= Datanet =

DataNet, or Sustainable Digital Data Preservation and Access Network Partner, was a research program of the U.S. National Science Foundation Office of Cyberinfrastructure. The office announced a request for proposals with this title on September 28, 2007. The lead paragraph of its synopsis describes the program as:

Science and engineering research and education are increasingly digital and increasingly data-intensive. Digital data are not only the output of research but provide input to new hypotheses, enabling new scientific insights and driving innovation. Therein lies one of the major challenges of this scientific generation: how to develop the new methods, management structures and technologies to manage the diversity, size, and complexity of current and future data sets and data streams. This solicitation addresses that challenge by creating a set of exemplar national and global data research infrastructure organizations (dubbed DataNet Partners) that provide unique opportunities to communities of researchers to advance science and/or engineering research and learning.

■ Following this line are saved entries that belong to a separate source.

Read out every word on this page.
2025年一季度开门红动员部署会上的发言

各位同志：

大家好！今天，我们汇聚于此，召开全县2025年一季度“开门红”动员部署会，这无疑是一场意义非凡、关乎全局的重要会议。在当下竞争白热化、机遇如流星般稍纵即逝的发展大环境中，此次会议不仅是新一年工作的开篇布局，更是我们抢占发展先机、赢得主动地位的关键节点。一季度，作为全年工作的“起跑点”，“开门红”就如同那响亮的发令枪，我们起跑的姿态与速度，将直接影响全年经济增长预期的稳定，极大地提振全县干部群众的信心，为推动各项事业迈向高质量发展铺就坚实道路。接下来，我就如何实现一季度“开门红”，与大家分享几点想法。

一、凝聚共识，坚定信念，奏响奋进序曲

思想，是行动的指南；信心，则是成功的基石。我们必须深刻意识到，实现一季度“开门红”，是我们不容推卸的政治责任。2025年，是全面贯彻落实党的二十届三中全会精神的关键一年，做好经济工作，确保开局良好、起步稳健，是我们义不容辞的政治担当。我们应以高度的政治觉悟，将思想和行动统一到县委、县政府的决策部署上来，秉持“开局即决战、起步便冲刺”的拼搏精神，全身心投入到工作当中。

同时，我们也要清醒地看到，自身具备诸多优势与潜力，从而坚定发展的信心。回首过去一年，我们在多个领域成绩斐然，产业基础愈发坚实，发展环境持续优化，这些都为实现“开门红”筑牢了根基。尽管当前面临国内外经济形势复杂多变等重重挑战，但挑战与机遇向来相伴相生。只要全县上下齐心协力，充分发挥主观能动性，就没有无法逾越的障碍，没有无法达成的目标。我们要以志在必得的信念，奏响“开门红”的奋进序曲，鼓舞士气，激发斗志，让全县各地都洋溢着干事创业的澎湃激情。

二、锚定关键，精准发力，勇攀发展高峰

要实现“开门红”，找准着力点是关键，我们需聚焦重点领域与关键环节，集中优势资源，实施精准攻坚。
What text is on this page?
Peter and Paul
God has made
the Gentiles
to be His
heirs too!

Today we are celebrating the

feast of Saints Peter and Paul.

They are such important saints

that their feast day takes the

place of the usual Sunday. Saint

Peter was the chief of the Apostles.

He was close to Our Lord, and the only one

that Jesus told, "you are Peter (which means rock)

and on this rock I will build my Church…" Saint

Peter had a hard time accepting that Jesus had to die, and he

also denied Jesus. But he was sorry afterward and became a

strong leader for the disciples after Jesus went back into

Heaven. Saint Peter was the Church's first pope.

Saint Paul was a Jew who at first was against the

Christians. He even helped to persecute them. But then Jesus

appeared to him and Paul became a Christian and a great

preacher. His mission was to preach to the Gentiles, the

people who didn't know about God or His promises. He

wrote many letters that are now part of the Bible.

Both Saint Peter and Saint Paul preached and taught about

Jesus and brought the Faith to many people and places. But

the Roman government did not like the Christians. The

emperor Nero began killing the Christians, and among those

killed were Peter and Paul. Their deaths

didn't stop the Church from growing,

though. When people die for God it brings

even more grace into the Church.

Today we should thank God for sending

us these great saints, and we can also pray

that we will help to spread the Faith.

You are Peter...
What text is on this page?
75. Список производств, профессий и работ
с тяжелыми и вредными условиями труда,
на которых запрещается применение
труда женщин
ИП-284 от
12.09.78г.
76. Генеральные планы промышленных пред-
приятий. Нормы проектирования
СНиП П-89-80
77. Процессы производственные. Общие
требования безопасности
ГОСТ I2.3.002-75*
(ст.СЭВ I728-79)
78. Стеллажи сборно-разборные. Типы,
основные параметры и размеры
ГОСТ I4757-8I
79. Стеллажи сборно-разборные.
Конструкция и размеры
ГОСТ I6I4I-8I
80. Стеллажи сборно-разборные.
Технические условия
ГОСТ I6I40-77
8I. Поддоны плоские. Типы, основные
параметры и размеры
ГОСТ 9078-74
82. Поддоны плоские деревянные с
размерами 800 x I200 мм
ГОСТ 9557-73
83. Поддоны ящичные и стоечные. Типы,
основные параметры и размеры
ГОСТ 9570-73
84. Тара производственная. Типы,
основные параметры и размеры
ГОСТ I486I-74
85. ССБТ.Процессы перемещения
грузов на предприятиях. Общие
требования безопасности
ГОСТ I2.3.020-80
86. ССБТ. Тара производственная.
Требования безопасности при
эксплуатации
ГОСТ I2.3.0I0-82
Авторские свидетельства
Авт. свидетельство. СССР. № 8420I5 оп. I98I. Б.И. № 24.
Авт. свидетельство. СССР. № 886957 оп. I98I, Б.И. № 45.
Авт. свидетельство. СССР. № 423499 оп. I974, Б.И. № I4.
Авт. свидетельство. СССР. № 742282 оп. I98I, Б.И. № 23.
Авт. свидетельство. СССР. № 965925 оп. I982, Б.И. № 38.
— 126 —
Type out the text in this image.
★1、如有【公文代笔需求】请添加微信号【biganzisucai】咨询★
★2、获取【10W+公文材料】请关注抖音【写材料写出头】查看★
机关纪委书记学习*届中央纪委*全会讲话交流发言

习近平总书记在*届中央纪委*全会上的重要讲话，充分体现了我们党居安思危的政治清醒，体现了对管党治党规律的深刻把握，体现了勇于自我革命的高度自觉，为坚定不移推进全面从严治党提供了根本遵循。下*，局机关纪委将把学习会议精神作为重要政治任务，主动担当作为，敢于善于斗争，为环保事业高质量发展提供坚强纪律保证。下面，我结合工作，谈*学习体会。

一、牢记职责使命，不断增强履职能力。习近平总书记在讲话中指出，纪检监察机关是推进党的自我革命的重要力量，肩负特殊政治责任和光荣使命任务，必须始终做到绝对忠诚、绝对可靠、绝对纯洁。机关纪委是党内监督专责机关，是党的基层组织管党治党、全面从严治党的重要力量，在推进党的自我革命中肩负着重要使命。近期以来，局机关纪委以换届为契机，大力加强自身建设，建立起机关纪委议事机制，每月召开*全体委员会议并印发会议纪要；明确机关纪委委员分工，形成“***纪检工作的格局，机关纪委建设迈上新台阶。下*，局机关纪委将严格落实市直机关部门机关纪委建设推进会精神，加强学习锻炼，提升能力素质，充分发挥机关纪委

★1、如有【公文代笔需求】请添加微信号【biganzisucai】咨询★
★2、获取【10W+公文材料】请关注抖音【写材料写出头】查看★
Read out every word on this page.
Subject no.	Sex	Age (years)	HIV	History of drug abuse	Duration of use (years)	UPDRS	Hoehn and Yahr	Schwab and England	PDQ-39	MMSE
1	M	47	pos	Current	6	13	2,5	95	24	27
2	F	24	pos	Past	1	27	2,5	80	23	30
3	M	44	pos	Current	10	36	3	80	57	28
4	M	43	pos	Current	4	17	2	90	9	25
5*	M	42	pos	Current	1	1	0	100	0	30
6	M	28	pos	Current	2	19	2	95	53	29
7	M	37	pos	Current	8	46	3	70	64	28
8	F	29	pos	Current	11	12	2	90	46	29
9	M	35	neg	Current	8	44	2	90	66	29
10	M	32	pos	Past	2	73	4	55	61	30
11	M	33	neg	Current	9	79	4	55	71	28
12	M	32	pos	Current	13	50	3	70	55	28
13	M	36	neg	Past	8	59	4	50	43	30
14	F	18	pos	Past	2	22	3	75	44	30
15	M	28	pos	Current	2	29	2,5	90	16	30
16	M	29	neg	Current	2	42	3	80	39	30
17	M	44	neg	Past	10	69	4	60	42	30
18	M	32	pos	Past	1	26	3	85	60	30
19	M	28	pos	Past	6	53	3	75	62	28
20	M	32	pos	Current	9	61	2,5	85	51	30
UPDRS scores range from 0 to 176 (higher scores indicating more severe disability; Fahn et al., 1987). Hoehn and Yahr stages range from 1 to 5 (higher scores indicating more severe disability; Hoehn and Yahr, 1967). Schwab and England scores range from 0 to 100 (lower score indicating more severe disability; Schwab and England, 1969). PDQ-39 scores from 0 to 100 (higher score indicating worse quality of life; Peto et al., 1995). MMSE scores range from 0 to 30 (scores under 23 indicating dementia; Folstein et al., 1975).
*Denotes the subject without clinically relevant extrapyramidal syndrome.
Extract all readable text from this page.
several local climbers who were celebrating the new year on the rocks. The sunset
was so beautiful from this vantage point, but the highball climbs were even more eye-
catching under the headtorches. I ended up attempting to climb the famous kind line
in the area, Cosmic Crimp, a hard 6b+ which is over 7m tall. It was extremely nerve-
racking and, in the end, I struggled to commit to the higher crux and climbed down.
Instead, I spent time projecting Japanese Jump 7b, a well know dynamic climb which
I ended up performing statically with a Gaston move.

The introduction in the solicitation goes on to say:

Chapter 3 (Data, Data Analysis, and Visualization) of NSF’s Cyberinfrastructure Vision for 21st century Discovery presents a vision in which “science and engineering digital data are routinely deposited in well-documented form, are regularly and easily consulted and analyzed by specialists and non-specialists alike, are openly accessible while suitably protected, and are reliably preserved.” The goal of this solicitation is to catalyze the development of a system of science and engineering data collections that is open, extensible and evolvable.

The initial plan called for a $100 million initiative: five awards of $20 million each over five years with the possibility of continuing funding. Awards were given in two rounds. In the first round, for which full proposals were due on March 21, 2008, two DataNet proposals were awarded. DataONE, led by William Michener at the University of New Mexico covers ecology, evolutionary, and earth science. The Data Conservancy, led by Sayeed Choudhury of Johns Hopkins University, focuses on astronomy, earth science, life sciences, and social science.

For the second round, preliminary proposals were due on October 6, 2008, and full proposals on February 16, 2009. Awards from the second round were greatly delayed, and funding was reduced substantially from $20 million per project to $8 million. Funding for three second round projects began in Fall 2011. SEAD: Sustainable Environment through Actionable Data, led by Margaret Hedstrom of the University of Michigan, seeks to provide data curation software and services for the "long tail" of small- and medium-scale data producers in the domain of sustainability science. The DataNet Federation Consortium, led by Reagan Moore of the University of North Carolina, uses the integrated Rule-Oriented Data System (iRODS) to provide data grid infrastructure for science and engineering. Terra Populus, led by Steven Ruggles of the University of Minnesota focuses on tools for data integration across the domains of social science and environmental data, allowing interoperability of the three major data formats used in these domains: microdata, areal data, and raster data.

Some of its goals were later incorporated in the Data Infrastructure Building Blocks program.